JLL: Record breaking year ahead for India retail

Capital inflows into the sector have beaten 2007 levels in the first five months and are expected to beat the previous high of 2008, according to data from the property services firm.

Investment by private equity real estate firms into Indian retail properties looks set to break previous records.

According to data from global property services firm JLL, the total private equity real estate investment into the sector during the first five months of the year stood at $149 million.

“This has beaten most industry experts' expectations.
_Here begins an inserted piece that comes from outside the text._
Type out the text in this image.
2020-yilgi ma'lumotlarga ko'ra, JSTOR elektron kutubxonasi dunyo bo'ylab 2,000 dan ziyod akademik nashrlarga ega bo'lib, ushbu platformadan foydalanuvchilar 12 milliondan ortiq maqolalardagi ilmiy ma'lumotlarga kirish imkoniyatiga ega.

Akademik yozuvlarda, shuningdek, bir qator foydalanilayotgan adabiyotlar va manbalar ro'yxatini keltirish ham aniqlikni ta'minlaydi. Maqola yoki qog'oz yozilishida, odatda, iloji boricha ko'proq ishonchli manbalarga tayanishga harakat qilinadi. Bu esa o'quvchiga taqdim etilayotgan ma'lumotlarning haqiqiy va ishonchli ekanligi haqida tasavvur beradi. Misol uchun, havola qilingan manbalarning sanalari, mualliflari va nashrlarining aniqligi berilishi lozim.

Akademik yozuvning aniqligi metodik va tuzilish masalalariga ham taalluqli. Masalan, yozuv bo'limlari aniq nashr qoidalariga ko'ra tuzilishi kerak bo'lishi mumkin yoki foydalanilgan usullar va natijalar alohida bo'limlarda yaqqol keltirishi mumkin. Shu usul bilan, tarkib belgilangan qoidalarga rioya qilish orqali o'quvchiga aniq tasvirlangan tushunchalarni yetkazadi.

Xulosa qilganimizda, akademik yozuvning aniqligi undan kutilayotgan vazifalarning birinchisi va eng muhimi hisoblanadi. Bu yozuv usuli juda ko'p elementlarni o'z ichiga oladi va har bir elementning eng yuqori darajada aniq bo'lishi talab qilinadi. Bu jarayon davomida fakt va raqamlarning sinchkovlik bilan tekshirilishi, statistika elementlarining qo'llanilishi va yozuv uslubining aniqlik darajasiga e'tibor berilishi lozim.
The figure has also exceeded investment attracted by Indian retail industry in the year 2007 and could very well cross the previous high seen in 2008,” said in a report Shobhit Agarwal, managing director – Capital Markets, JLL India.

“PE investment into retail almost dried out after 2008 until the year 2015, with 2012 being the only exception.”

The biggest deal in the sector so far this year came from Singaporean sovereign wealth fund GIC, which invested INR 10 billion ($149 million; €135 million) into Sheth Developers' Viviana mall earlier this year.

There are also other $100 million-plus deals in the pipeline, said Agarwal. For instance, The Blackstone Group is currently in the process of investing $224 million in L&T Realty's Seawoods Grand Central Mumbai project.

“Economic and political stability, liberalization of the FDI policy by the Modi government and improvement in the consumer sentiment are some of the factors working in retail and retail real estate's favor,” said Agarwal.

“Quality mall space is coming up with strong pre-commitments, which indicates that retailers also continue to remain bullish about the long-term India consumption story.”